Under her leadership SSC provides a broad array of advanced-technology systems for national security, civil, and commercial customers. Chief products include human space flight systems; a full range of remote sensing, navigation, meteorological, and communications satellites; strategic and missile defense systems; space observatories and interplanetary spacecraft.
Ms. Maguire serves as Chair of the Board of Directors for United Launch Alliance, a Lockheed Martin joint venture. She also is Chair of the Advisory Council for Rocky Mountain USO (United Service Organizations), which supports our men and women in uniform with morale, welfare, and recreational services. Ms. Maguire serves on the boards of two other not-for-profit organizations: the Space Foundation, which advocates space activities, supports space professionals, and promotes science, technology, engineering, and math (STEM) education; and INROADS, whose mission is to place talented minority youth in business and industry, and prepare them for leadership. She also sits on the advisory council for the Denver School of Science & Technology (DSST), a free, open-enrollment, college preparatory charter school with a science and technology focus.

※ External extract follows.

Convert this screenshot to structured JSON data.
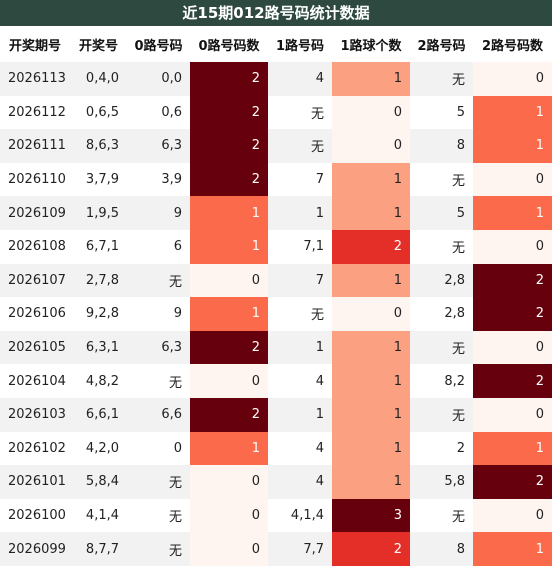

Ms. Maguire has been selected four times by Fortune magazine to its annual list of “50 Most Powerful Women in Industry.” In 2008, she was named one of the “Top 50 Women in Technology” by Corporate Board Member magazine. Girls Inc. honored her in 2008 for her achievements as a “leader and role model for young women,” and in 2009, she received the Society of Women Engineers’ (SWE) Upward Mobility Award in recognition of her outstanding contributions in aerospace engineering and for pioneering work in technology and diversity management.
Ms. Maguire assumed her current position in 2006. She previously served as Vice President and Deputy to the Executive Vice President of Space Systems, assisting with the full range of general management duties. Ms. Maguire joined Lockheed Martin in 2003 serving initially as the company’s Vice President, Special Programs, focused on sensitive national security space system developments.
Prior to joining Lockheed Martin, Ms. Maguire enjoyed a productive career at TRW’s Space & Electronics sector (now part of Northrop Grumman) participating in missions spanning national security, civil, and international space. At TRW, she assumed a range of progressively responsible positions from engineering analyst to Vice President and Deputy to the sector’s CEO, providing leadership of programs as well as engineering, advanced technology, manufacturing, and business development functions.
She earned a Bachelor’s degree in Electrical Engineering from Michigan State University and a Master’s degree in Engineering from the University of California at Los Angeles (UCLA). Ms. Maguire also completed the executive program in management at UCLA’s Anderson School of Management and the Harvard Program for Senior Executives in National and International Security. She is a fellow of the American Institute of Aeronautics and Astronautics (AIAA), and a member of the International Academy of Astronautics (IAA).